Spin and charge pumping

We are focusing on the spin and charge pumping in magnetic nanostructures, like spin valves or magnetic tunnel junctions. This type of pumping is a special case of parametric pumping following Landauer-Büttiker and Brouwer using scattering formalism. [1-4]

In general, a structure can pump particles from reservoirs if there are two potential parameters changing periodically (with frequency ω) but with a phase difference, such that the trajectory encircles a finite area in the phase space spanned by these two parameters. The oscillating potentials provide quanta ħω, which can cause quantum transitions. If the relative phase between the two parameters are controlled correctly, the quantum transitions can lead to pumping of particles such that particles flows in a definite direction. These process can be simply described by the time-dependent scattering matrices. [4] The pumping effect can also be understood using the Berry phase.

For a ferromagnet (FM) that is connected with non-magnet (NM) leads/reservoirs. If the magnetization m is precessing around some axis (z-axis for example), there are two parameters that oscillates periodically: m_x and m_y. But these two parameters has no effect on electron charge, thus the scattering matrices (in real space) have no time dependence, and so no electron charge will be pumped by the precessing magnetization. However, the scattering matrices in spin space are indeed time dependent due to the interaction between itinerant electron spin and the magnetization m: σ·m. This time dependent scattering matrices then lead to a pumping of spins, i.e. pumping spin-down to spin-up by absorbing quanta from the precessing magnetization. More specifically, for an NM|FM|NM structure (see above), the precessing magnetization can pump a pure spin current (that carries no charge current) from FM to NM. The pumped current has the following form:

${\bf I}_{sp} = {\hbar\over 4\pi}\left(g_r{\bf m}\times{d{\bf m}\over dt} + g_i {d{\bf m}\over dt} \right)$

where g_r and g_i are the real and imaginary part of the spin-mixing conductance. These two parts of the mixing conductance also governs the in-plane and out-of-plane component of the spin-transfer torque in magnetic multilayers. The g_r term in the spin pumping current has the same form as the magnetic damping, therefore the FM in contact with NM leads has larger magnetic damping than the standalone FM because of the spin pumping.

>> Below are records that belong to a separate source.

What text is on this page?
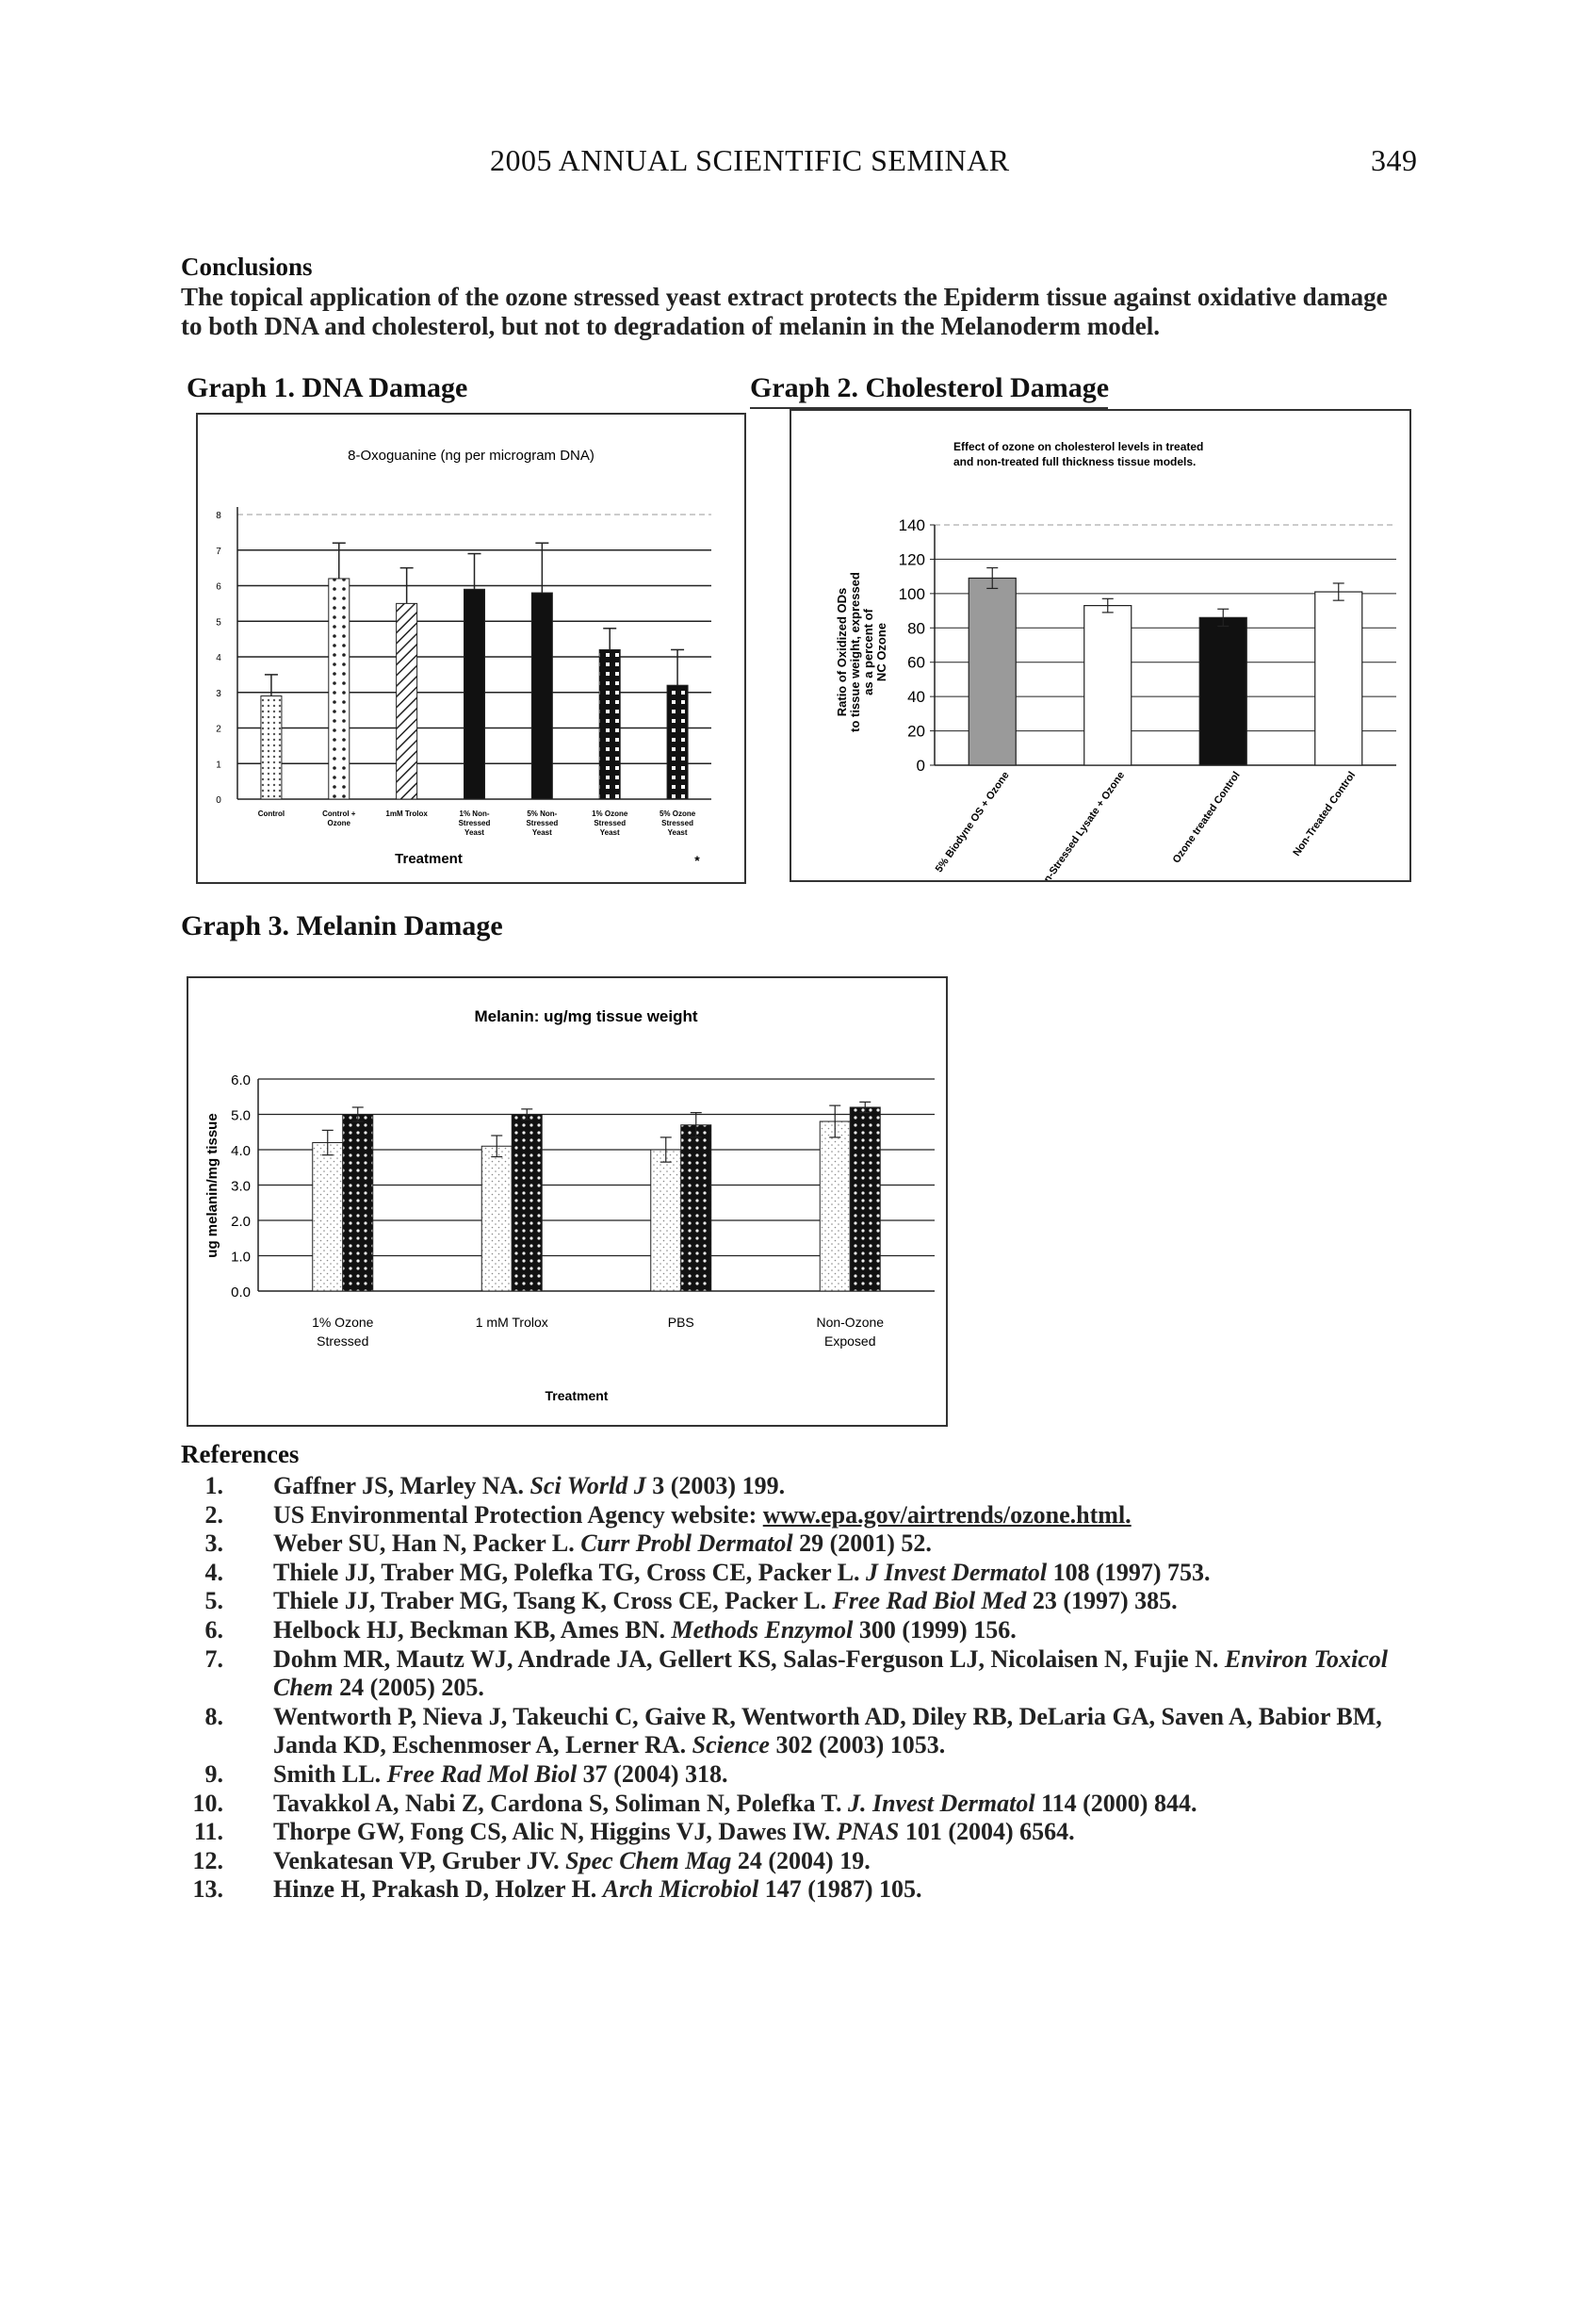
2005 ANNUAL SCIENTIFIC SEMINAR	349
Conclusions
The topical application of the ozone stressed yeast extract protects the Epiderm tissue against oxidative damage to both DNA and cholesterol, but not to degradation of melanin in the Melanoderm model.
Graph 1. DNA Damage
8-Oxoguanine (ng per microgram DNA)
0
1
2
3
4
5
6
7
8
Control	Control +
Ozone
1mM Trolox	1% Non-
Stressed
Yeast
5% Non-
Stressed
Yeast
1% Ozone
Stressed
Yeast
5% Ozone
Stressed
Yeast
Treatment	*
Graph 2. Cholesterol Damage
Effect of ozone on cholesterol levels in treated and non-treated full thickness tissue models.
0
20
40
60
80
100
120
140
Ratio of Oxidized ODsto tissue weight, expressedas a percent ofNC Ozone
5% Biodyne OS + Ozone 5% Non-Stressed Lysate + Ozone	Ozone treated Control	Non-Treated Control
Graph 3. Melanin Damage
Melanin: ug/mg tissue weight
0.0
1.0
2.0
3.0
4.0
5.0
6.0
1% Ozone
Stressed
1 mM Trolox	PBS	Non-Ozone
Exposed
Treatment
ug melanin/mg tissue
References
1. Gaffner JS, Marley NA. Sci World J 3 (2003) 199.
2. US Environmental Protection Agency website: www.epa.gov/airtrends/ozone.html.
3. Weber SU, Han N, Packer L. Curr Probl Dermatol 29 (2001) 52.
4. Thiele JJ, Traber MG, Polefka TG, Cross CE, Packer L. J Invest Dermatol 108 (1997) 753.
5. Thiele JJ, Traber MG, Tsang K, Cross CE, Packer L. Free Rad Biol Med 23 (1997) 385.
6. Helbock HJ, Beckman KB, Ames BN. Methods Enzymol 300 (1999) 156.
7. Dohm MR, Mautz WJ, Andrade JA, Gellert KS, Salas-Ferguson LJ, Nicolaisen N, Fujie N. Environ Toxicol Chem 24 (2005) 205.
8. Wentworth P, Nieva J, Takeuchi C, Gaive R, Wentworth AD, Diley RB, DeLaria GA, Saven A, Babior BM, Janda KD, Eschenmoser A, Lerner RA. Science 302 (2003) 1053.
9. Smith LL. Free Rad Mol Biol 37 (2004) 318.
10. Tavakkol A, Nabi Z, Cardona S, Soliman N, Polefka T. J. Invest Dermatol 114 (2000) 844.
11. Thorpe GW, Fong CS, Alic N, Higgins VJ, Dawes IW. PNAS 101 (2004) 6564.
12. Venkatesan VP, Gruber JV. Spec Chem Mag 24 (2004) 19.
13. Hinze H, Prakash D, Holzer H. Arch Microbiol 147 (1987) 105.
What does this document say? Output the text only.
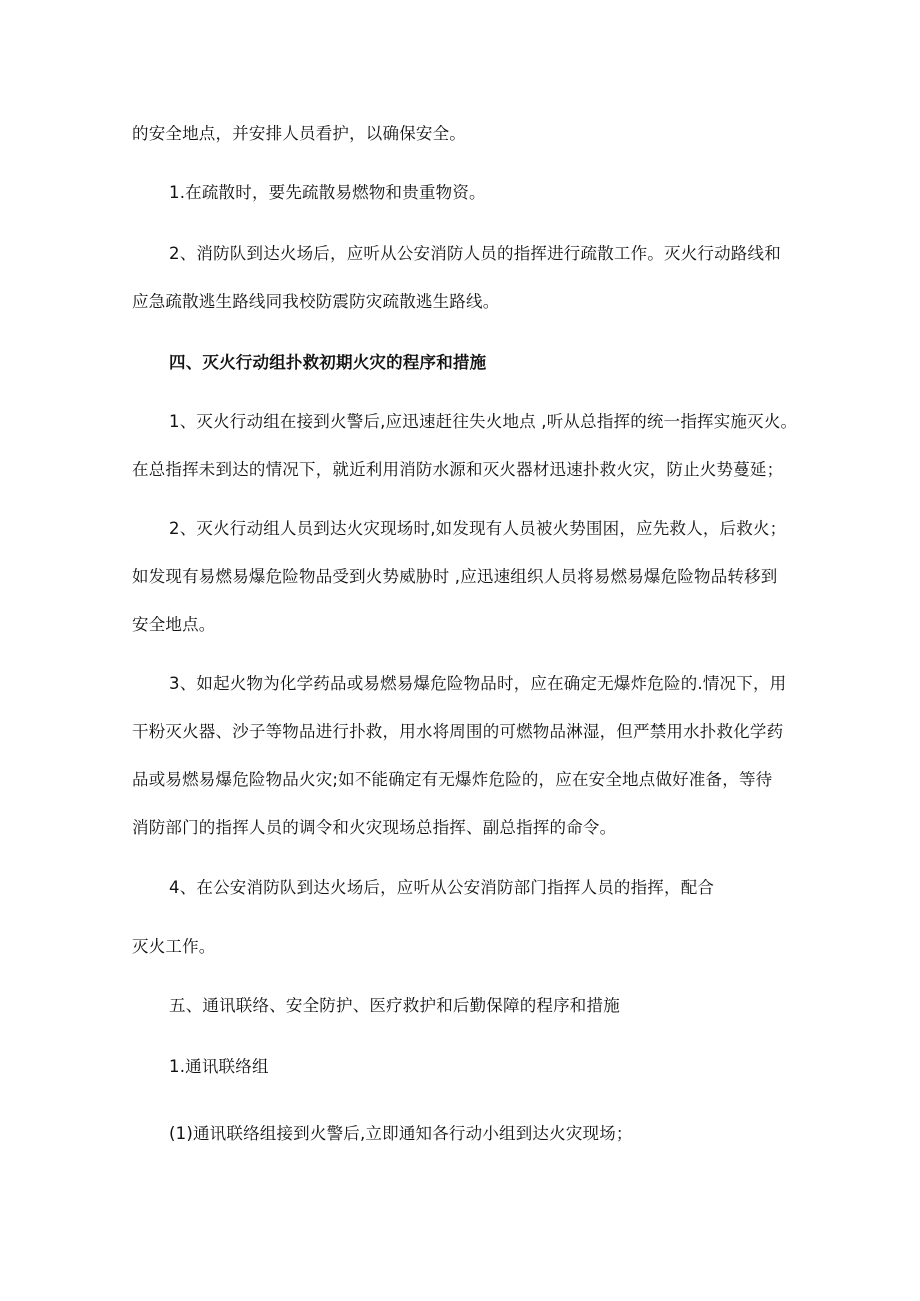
的安全地点，并安排人员看护，以确保安全。
1.在疏散时，要先疏散易燃物和贵重物资。
2、消防队到达火场后，应听从公安消防人员的指挥进行疏散工作。灭火行动路线和
应急疏散逃生路线同我校防震防灾疏散逃生路线。
四、灭火行动组扑救初期火灾的程序和措施
1、灭火行动组在接到火警后,应迅速赶往失火地点 ,听从总指挥的统一指挥实施灭火。
在总指挥未到达的情况下，就近利用消防水源和灭火器材迅速扑救火灾，防止火势蔓延；
2、灭火行动组人员到达火灾现场时,如发现有人员被火势围困，应先救人，后救火；
如发现有易燃易爆危险物品受到火势威胁时 ,应迅速组织人员将易燃易爆危险物品转移到
安全地点。
3、如起火物为化学药品或易燃易爆危险物品时，应在确定无爆炸危险的.情况下，用
干粉灭火器、沙子等物品进行扑救，用水将周围的可燃物品淋湿，但严禁用水扑救化学药
品或易燃易爆危险物品火灾;如不能确定有无爆炸危险的，应在安全地点做好准备，等待
消防部门的指挥人员的调令和火灾现场总指挥、副总指挥的命令。
4、在公安消防队到达火场后，应听从公安消防部门指挥人员的指挥，配合
灭火工作。
五、通讯联络、安全防护、医疗救护和后勤保障的程序和措施
1.通讯联络组
(1)通讯联络组接到火警后,立即通知各行动小组到达火灾现场；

This pure spin pumping current can be filtered into a charge current by a spin dependent filter, such as an additional FM layer. Therefore in a spin valve structure (FM|NM|FM, see above), when the magnetization in one of the FM layer is under precession, a charge pumping voltage can be observed, and is directly related to the torkance in the structure:

$V_{cp} = R(\theta)\left[\tau_{ip}(\theta) {\bf m\times\dot{m}} + \tau_{op}(\theta)\dot{\bf m} \right]\cdot{\bf m}_0$

where R is the resistance of the structure.

References:

[1]. Büttiker, M. Scattering theory of current and intensity noise correlations in conductors and wave guides. Phys. Rev. B 46, 12485 (1992).
[2]. Büttiker, M., Prêtre, A. & Thomas, H. Dynamic conductance and the scattering matrix of small conductors. Phys. Rev. Lett. 70, 4114 (1993).
[3]. Büttiker, M., Thomas, H. & Prêtre, A. Current partition in multiprobe conductors in the presence of slowly oscillating external potentials. Zeitschrift für Physik B Condensed Matter 94, 133-137 (1994).
[4]. Brouwer, P.W. Scattering approach to parametric pumping. Phys. Rev. B 58, R10135 (1998).
[5]. Tserkovnyak, Y., Brataas, A. & Bauer, G.E.W. Enhanced Gilbert Damping in Thin Ferromagnetic Films. Phys. Rev. Lett. 88, 117601 (2002).
[6]. Xiao, J., Bauer, G.E.W. & Brataas, A. Charge pumping in magnetic tunnel junctions: Scattering theory. Phys. Rev. B 77, 180407-4 (2008).
[7]. Xiao, J., Bauer, G.E.W., Maekawa, S. & Brataas, A. Charge pumping and the colored thermal voltage noise in spin valves. Phys. Rev. B 79, 174415-9 (2009).